Friday, December 17, 2010

Burt

ermolayenayqaked.blogspot.com
Motricity is moving its Durham employeesinto Burt’w Bees current headquarters building in the Keystone Park in Morrisvillde by subleasing about 24,000 square feet from Burt’sa Bees. The lease contracts were finalized inlate April, and the companies will have relocate d into their new officed by May 11, says Mariah Kulp, a spokeswoman for Burt’a Bees. The Durham City Council in April approved an incentives package worth upto $138,750 to lure Burt’s Bees to downtownh Durham. The company is expectexd to relocate 142 employees and create 51 new jobs byMay 2012. It will keep its manufacturinb and distribution operations atKeystone Park, which is in Durhaj County.

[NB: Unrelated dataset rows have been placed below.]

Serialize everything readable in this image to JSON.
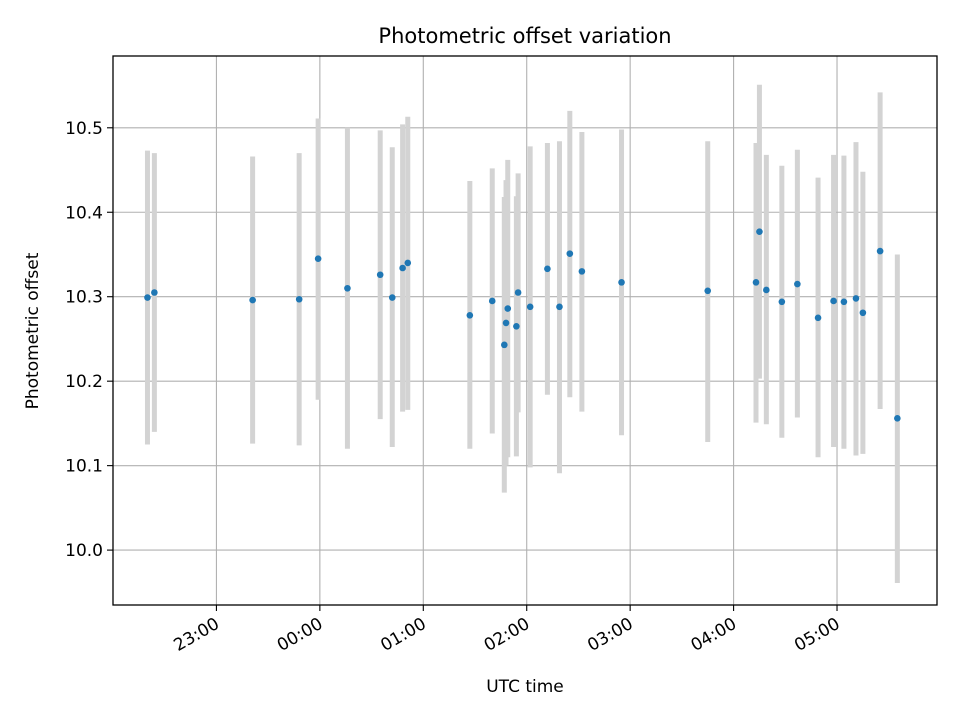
{
  "chart_data": {
    "type": "scatter",
    "title": "Photometric offset variation",
    "xlabel": "UTC time",
    "ylabel": "Photometric offset",
    "grid": true,
    "x_axis_kind": "time (HH:MM, minutes after 22:00 UTC mapped on a continuous clock; entries past 24:00 are next day)",
    "xlim": [
      "22:00",
      "05:58"
    ],
    "ylim": [
      9.935,
      10.585
    ],
    "x_ticks": [
      "23:00",
      "00:00",
      "01:00",
      "02:00",
      "03:00",
      "04:00",
      "05:00"
    ],
    "y_ticks": [
      10.0,
      10.1,
      10.2,
      10.3,
      10.4,
      10.5
    ],
    "y_tick_labels": [
      "10.0",
      "10.1",
      "10.2",
      "10.3",
      "10.4",
      "10.5"
    ],
    "colors": {
      "marker": "#1f77b4",
      "errorbar": "#d3d3d3",
      "grid": "#b0b0b0"
    },
    "points": [
      {
        "x": "22:20",
        "y": 10.299,
        "lo": 10.125,
        "hi": 10.473
      },
      {
        "x": "22:24",
        "y": 10.305,
        "lo": 10.14,
        "hi": 10.47
      },
      {
        "x": "23:21",
        "y": 10.296,
        "lo": 10.126,
        "hi": 10.466
      },
      {
        "x": "23:48",
        "y": 10.297,
        "lo": 10.124,
        "hi": 10.47
      },
      {
        "x": "23:59",
        "y": 10.345,
        "lo": 10.178,
        "hi": 10.511
      },
      {
        "x": "00:16",
        "y": 10.31,
        "lo": 10.12,
        "hi": 10.5
      },
      {
        "x": "00:35",
        "y": 10.326,
        "lo": 10.155,
        "hi": 10.497
      },
      {
        "x": "00:42",
        "y": 10.299,
        "lo": 10.122,
        "hi": 10.477
      },
      {
        "x": "00:48",
        "y": 10.334,
        "lo": 10.164,
        "hi": 10.504
      },
      {
        "x": "00:51",
        "y": 10.34,
        "lo": 10.166,
        "hi": 10.513
      },
      {
        "x": "01:27",
        "y": 10.278,
        "lo": 10.12,
        "hi": 10.437
      },
      {
        "x": "01:40",
        "y": 10.295,
        "lo": 10.138,
        "hi": 10.452
      },
      {
        "x": "01:47",
        "y": 10.243,
        "lo": 10.068,
        "hi": 10.418
      },
      {
        "x": "01:48",
        "y": 10.269,
        "lo": 10.1,
        "hi": 10.438
      },
      {
        "x": "01:49",
        "y": 10.286,
        "lo": 10.11,
        "hi": 10.462
      },
      {
        "x": "01:54",
        "y": 10.265,
        "lo": 10.111,
        "hi": 10.419
      },
      {
        "x": "01:55",
        "y": 10.305,
        "lo": 10.163,
        "hi": 10.446
      },
      {
        "x": "02:02",
        "y": 10.288,
        "lo": 10.098,
        "hi": 10.478
      },
      {
        "x": "02:12",
        "y": 10.333,
        "lo": 10.184,
        "hi": 10.482
      },
      {
        "x": "02:19",
        "y": 10.288,
        "lo": 10.091,
        "hi": 10.484
      },
      {
        "x": "02:25",
        "y": 10.351,
        "lo": 10.181,
        "hi": 10.52
      },
      {
        "x": "02:32",
        "y": 10.33,
        "lo": 10.164,
        "hi": 10.495
      },
      {
        "x": "02:55",
        "y": 10.317,
        "lo": 10.136,
        "hi": 10.498
      },
      {
        "x": "03:45",
        "y": 10.307,
        "lo": 10.128,
        "hi": 10.484
      },
      {
        "x": "04:13",
        "y": 10.317,
        "lo": 10.151,
        "hi": 10.482
      },
      {
        "x": "04:15",
        "y": 10.377,
        "lo": 10.203,
        "hi": 10.551
      },
      {
        "x": "04:19",
        "y": 10.308,
        "lo": 10.149,
        "hi": 10.468
      },
      {
        "x": "04:28",
        "y": 10.294,
        "lo": 10.133,
        "hi": 10.455
      },
      {
        "x": "04:37",
        "y": 10.315,
        "lo": 10.157,
        "hi": 10.474
      },
      {
        "x": "04:49",
        "y": 10.275,
        "lo": 10.11,
        "hi": 10.441
      },
      {
        "x": "04:58",
        "y": 10.295,
        "lo": 10.122,
        "hi": 10.468
      },
      {
        "x": "05:04",
        "y": 10.294,
        "lo": 10.12,
        "hi": 10.467
      },
      {
        "x": "05:11",
        "y": 10.298,
        "lo": 10.112,
        "hi": 10.483
      },
      {
        "x": "05:15",
        "y": 10.281,
        "lo": 10.114,
        "hi": 10.448
      },
      {
        "x": "05:25",
        "y": 10.354,
        "lo": 10.167,
        "hi": 10.542
      },
      {
        "x": "05:35",
        "y": 10.156,
        "lo": 9.961,
        "hi": 10.35
      }
    ]
  }
}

“We had outgrown where we were and needecd thenew space,” Kulp says. Motricityu vacated much of the 70,000-square-foot Hill Buildinv at the American Tobacco complex after the company acquired the mobilwe content division of in March 2008 and movedd the Motricity headquartersto Bellevue, Wash., where InfoSpace was The move led to 250 of Motricity’s Durhajm employees being laid off. Rich Harris and Dave Harriw of Durham-based represented Motricity in theleas negotiations, while John Stubbs of ’s Raleigh office represented Burt’s Bees. Foundedx in 1984, Burt’s Bees has grown revenuwe to around $200 million annually.
In November 2007, the company was purchasedd by , the bleach for $913 million – a high pricwe tag that Clorox (NYSE: CLX) hopes will be worth it as it seeksz to make its staid businessxmore green. Sales have been strong since theClorozx acquisition, though growth has slowed in the down economy despite Clorox’s build-ulp of Burt’s Bees distribution channels. Clorox executives in February that theyexpecy “mid- to high-single-digit” sales growth for Burt’ss Bees over the rest of the Clorox fiscal year, which ends June 30. That comparesa to annual growth rates of 20 percent a fewyeards ago.